In the garage, he raised the door by electronic control in a guard shack and went to the tank. Soon he had the first engine on the tank started. It sounded like a jet engine. Then he started the second engine and felt for a brief moment that controlling the tank would be beyond him. He checked the instruments and found that the tank was full of fuel. He went down into the brightly lit cupola of the tank and stowed his gear on a seat near the rear, then returned to the seat in the cupola. He took hold of a joystick and swiveled the main gun, sensing a momentary sickness as the entire cupola swung to the right. Then he pointed it back to the front of the tank and placed his hands on two levers below the joystick.

The right controls the right tread, the left the left tread.

Pushing forward on both would move the tank forward. Or so Sergeant Major Preston had assured him. He pushed forward on both cautiously and nothing happened. He tried again. He thought back to the instructional video.

The gas pedal.

Below him, near the new boots he’d found in a different supply room, was the pedal. He stepped on it and heard the tank’s engines spool up to a high-pitched whine.
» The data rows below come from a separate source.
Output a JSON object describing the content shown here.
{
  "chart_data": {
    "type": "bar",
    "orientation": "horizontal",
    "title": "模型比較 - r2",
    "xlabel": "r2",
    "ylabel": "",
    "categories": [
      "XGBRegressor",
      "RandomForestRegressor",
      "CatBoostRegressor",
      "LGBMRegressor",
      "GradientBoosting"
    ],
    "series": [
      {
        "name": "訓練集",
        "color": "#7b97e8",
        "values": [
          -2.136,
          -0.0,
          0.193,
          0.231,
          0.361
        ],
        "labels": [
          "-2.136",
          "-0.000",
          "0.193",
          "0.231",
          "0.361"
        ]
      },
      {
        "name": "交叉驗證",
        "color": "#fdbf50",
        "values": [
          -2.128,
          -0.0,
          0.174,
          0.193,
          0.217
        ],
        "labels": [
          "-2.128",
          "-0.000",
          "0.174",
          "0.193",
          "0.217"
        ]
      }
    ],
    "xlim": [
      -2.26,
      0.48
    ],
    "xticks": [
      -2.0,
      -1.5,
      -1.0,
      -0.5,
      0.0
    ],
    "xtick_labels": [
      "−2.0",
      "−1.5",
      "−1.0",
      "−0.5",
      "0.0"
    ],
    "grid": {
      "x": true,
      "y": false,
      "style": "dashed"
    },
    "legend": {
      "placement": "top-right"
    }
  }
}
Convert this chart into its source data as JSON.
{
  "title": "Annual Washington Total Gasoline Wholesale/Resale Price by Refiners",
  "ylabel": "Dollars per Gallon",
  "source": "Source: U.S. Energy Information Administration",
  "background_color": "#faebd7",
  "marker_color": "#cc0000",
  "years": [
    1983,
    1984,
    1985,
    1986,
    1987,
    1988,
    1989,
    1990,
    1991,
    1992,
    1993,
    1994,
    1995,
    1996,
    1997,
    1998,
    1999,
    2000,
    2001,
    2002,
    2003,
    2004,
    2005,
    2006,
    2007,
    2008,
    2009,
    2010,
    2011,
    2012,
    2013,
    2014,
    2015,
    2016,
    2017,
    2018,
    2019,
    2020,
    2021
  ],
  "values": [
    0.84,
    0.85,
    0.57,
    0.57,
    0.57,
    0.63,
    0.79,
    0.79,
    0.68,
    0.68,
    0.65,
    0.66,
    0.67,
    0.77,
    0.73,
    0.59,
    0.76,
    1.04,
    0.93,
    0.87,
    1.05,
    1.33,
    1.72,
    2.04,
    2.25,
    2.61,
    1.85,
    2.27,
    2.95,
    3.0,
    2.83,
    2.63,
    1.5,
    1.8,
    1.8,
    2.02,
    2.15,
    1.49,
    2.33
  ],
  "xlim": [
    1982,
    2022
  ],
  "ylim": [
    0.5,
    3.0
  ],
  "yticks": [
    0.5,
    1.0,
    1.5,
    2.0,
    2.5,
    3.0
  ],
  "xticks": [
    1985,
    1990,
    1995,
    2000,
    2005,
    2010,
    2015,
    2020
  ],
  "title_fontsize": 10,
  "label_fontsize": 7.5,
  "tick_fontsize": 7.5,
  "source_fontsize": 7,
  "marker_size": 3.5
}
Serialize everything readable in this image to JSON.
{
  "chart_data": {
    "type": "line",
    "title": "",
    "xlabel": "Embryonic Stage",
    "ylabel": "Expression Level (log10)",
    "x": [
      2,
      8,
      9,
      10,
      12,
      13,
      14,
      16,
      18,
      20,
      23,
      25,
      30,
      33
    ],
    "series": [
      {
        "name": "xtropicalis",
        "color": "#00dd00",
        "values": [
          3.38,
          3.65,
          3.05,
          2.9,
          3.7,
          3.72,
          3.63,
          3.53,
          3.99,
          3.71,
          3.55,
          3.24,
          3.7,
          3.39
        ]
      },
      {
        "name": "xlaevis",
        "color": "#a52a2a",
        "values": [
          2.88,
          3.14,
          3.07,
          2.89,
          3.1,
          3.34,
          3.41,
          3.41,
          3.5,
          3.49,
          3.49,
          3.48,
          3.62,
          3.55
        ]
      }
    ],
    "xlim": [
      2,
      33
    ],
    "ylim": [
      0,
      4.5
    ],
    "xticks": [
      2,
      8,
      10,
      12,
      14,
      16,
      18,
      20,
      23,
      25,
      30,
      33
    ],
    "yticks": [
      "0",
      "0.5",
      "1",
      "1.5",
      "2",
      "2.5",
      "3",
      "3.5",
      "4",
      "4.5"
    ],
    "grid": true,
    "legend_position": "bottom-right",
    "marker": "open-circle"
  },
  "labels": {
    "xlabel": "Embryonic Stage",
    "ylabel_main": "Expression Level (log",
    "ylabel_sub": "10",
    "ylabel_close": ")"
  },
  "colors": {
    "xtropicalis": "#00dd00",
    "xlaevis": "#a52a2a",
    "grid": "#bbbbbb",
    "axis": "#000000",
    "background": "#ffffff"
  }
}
He pressed forward on the two sticks while gassing the pedal as the tank eased through the garage doors. Outside he dismounted and closed the doors, then climbed aboard once more.

He gassed the pedal and pulled back on the left stick and went forward with the right as the tank swerved to the left. He looked back at the Fort. Then he eased the tank out onto the road leading to the highway. His throat felt sore. Maybe he was sick. But he wouldn’t think about it. The tank took all his concentration.